韩溪眼神提醒她,“行了,你别在这夸大其词。”
温霓安静入座。
赵政洲字正腔圆,“句句属实。”
韩溪食指放在赵政洲唇上,以此堵住他的嘴,“别吓霓霓,她本来就放心不下,我们还得好几天才能回去。

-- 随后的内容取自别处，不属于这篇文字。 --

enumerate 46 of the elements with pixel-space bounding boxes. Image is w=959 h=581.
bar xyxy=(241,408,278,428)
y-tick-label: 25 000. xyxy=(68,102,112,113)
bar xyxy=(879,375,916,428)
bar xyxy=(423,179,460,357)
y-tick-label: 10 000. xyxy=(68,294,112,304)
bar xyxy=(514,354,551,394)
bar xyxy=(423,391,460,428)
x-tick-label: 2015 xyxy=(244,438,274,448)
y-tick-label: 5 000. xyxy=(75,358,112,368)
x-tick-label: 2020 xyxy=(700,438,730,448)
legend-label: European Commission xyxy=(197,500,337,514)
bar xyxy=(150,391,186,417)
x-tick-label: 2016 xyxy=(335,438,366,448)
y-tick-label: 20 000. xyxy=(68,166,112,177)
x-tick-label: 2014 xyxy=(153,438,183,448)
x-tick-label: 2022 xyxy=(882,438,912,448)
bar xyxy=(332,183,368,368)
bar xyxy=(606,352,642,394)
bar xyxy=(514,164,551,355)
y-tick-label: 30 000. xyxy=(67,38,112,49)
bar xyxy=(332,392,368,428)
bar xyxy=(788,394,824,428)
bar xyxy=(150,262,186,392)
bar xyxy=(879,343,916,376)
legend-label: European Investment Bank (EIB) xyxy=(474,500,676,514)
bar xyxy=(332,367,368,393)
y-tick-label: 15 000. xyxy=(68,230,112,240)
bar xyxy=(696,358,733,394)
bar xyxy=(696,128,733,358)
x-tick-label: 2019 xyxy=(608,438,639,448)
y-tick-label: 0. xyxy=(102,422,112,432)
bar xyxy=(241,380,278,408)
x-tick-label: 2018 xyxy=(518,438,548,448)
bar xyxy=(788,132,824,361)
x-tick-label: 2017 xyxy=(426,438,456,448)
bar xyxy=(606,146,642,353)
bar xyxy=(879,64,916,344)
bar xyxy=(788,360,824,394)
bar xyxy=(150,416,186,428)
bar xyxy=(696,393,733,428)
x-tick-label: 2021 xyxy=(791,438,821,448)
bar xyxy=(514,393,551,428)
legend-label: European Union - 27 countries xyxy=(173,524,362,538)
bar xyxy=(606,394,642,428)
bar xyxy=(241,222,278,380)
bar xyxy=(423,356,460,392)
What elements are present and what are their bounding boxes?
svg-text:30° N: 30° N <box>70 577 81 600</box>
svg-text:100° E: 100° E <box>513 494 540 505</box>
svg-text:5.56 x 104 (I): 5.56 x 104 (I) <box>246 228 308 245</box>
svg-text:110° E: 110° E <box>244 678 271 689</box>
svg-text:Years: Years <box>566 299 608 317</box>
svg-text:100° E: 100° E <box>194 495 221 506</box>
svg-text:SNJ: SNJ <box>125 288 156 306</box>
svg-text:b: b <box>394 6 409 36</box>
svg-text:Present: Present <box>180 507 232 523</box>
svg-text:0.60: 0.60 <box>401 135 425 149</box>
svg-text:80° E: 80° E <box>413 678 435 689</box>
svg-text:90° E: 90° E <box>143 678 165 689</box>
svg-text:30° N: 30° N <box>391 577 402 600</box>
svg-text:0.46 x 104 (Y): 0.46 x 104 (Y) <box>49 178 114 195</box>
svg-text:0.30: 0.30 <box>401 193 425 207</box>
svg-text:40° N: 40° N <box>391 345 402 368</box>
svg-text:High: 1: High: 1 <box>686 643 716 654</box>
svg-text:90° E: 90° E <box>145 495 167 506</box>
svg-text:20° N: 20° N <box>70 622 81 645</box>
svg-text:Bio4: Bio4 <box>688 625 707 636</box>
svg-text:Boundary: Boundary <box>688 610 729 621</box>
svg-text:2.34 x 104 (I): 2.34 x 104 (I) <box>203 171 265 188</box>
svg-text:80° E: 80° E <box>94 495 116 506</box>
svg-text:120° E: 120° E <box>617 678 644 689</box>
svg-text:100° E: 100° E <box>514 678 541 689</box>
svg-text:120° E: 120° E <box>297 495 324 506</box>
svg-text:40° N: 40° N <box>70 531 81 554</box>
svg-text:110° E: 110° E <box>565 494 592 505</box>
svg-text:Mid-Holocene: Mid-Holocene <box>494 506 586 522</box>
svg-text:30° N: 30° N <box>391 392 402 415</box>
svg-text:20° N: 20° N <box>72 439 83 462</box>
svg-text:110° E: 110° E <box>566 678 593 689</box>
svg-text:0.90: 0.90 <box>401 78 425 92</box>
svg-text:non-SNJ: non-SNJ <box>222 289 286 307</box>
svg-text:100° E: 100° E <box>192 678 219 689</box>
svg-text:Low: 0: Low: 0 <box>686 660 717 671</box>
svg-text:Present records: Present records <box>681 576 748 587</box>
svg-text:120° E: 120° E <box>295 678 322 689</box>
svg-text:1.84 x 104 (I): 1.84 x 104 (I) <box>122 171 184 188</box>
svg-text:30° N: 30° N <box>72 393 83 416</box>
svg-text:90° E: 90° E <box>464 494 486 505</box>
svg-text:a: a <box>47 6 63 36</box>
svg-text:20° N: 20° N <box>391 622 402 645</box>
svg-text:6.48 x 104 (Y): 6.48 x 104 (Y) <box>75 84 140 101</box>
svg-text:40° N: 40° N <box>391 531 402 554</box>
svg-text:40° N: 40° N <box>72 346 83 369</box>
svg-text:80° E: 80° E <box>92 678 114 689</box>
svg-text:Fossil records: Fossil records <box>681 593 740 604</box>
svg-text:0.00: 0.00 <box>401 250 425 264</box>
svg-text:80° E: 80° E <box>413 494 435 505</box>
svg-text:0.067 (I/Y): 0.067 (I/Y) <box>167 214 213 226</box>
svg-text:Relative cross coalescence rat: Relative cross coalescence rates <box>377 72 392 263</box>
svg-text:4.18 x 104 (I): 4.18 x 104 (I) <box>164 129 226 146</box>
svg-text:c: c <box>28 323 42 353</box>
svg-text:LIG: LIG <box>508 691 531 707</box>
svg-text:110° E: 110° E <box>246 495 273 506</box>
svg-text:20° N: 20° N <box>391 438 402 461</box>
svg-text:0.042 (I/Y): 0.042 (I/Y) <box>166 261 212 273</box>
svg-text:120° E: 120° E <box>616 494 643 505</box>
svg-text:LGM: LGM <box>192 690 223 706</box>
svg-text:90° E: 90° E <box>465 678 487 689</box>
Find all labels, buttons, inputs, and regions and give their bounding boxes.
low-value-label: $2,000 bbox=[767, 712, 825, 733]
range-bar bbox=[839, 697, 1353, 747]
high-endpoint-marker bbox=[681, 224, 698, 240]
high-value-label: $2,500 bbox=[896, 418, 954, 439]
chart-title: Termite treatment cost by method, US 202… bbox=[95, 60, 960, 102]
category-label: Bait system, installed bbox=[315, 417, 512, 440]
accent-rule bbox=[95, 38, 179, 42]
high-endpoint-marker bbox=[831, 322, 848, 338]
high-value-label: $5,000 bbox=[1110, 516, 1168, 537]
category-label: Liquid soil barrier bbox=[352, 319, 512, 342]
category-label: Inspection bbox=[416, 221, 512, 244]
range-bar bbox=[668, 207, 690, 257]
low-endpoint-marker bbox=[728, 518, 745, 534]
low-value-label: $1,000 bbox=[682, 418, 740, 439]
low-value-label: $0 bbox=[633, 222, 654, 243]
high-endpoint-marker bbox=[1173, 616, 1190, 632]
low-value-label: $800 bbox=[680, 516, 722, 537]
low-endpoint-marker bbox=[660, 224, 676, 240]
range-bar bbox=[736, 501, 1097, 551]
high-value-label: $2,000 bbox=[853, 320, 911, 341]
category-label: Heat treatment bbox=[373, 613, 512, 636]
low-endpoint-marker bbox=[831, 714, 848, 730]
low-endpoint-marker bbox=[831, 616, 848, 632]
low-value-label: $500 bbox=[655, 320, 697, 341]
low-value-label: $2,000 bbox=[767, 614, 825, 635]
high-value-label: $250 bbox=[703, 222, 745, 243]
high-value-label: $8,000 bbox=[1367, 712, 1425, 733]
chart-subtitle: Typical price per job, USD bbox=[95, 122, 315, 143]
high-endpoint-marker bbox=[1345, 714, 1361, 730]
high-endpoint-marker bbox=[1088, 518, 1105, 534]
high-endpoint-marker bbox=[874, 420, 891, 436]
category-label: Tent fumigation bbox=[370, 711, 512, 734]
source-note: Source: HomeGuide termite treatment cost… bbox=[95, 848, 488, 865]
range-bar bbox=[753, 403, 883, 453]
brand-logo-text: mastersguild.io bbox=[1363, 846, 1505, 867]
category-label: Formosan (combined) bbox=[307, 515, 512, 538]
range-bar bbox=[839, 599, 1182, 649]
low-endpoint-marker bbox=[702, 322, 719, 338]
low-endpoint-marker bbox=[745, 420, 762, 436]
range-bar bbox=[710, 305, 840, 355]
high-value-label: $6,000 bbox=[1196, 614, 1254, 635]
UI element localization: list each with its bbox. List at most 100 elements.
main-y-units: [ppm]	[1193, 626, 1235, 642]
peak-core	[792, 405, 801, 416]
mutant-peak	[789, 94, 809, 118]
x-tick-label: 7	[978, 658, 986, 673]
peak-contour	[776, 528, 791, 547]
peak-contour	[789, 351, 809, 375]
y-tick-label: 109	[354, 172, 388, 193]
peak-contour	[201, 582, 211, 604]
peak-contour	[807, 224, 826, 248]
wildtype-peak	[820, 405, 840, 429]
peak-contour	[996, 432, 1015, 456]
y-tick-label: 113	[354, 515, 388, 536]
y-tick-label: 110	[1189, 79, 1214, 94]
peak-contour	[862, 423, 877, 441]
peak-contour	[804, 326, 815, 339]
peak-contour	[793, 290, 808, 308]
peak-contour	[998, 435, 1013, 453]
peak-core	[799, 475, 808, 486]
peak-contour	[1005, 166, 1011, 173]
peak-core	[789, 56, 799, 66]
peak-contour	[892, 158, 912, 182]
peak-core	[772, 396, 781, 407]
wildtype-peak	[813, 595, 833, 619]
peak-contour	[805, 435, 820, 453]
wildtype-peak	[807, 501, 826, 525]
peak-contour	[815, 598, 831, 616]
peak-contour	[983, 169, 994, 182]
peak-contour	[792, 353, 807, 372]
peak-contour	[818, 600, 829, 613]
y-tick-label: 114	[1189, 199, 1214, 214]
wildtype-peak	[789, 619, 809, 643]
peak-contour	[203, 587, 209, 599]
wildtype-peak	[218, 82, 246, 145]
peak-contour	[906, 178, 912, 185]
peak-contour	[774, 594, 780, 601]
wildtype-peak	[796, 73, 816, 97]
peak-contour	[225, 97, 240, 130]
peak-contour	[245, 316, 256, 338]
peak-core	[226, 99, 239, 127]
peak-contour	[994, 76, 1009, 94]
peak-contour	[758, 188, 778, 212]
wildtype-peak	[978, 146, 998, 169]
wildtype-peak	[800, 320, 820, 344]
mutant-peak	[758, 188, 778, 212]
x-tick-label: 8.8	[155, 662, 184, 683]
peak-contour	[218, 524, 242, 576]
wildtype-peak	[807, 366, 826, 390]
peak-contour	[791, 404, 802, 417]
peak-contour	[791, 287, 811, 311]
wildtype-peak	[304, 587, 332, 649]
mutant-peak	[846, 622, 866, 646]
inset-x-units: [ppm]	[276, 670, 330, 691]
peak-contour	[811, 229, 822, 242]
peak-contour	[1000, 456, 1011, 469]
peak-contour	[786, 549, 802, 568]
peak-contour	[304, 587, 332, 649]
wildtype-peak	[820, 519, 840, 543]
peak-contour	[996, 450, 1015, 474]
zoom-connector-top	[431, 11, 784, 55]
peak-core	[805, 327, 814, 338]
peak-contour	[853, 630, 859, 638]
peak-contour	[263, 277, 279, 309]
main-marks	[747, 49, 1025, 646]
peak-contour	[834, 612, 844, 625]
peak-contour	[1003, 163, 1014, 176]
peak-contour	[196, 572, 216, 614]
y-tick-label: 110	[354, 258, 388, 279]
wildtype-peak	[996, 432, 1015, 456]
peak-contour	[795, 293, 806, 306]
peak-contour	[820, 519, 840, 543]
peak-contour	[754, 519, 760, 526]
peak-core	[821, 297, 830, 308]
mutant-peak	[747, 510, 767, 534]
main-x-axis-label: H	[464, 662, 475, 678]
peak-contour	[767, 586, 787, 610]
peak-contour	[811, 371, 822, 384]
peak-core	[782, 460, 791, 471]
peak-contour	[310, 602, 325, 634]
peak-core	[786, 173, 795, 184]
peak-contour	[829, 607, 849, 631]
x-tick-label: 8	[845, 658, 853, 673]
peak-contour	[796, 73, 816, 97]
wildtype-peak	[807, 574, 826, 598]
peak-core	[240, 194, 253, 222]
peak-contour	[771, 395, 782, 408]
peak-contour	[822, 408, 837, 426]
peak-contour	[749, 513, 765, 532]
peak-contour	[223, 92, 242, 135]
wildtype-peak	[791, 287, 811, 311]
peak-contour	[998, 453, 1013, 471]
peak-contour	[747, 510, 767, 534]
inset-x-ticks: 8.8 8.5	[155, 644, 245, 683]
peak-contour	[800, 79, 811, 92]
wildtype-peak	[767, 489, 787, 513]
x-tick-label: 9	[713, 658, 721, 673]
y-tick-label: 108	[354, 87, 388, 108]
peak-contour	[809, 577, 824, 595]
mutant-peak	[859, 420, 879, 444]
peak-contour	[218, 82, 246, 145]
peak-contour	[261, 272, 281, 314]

”
赵政洲看出温霓平静表面下隐藏的忧。
温霓喝了一口汤,她才出去一会,汤凉得可真快。
食材已经失去了最佳赏味期。
无论贺聿深出于何种原因没有诉说真相,温霓都不想再耗神思忖推敲,也不想理解他做出这种决定的初衷。
但这种从别人口中得知他情况的感觉差到没边,她丈夫最新消息却要从他朋友那里得知,还被人反问,这种感觉糟糕透了。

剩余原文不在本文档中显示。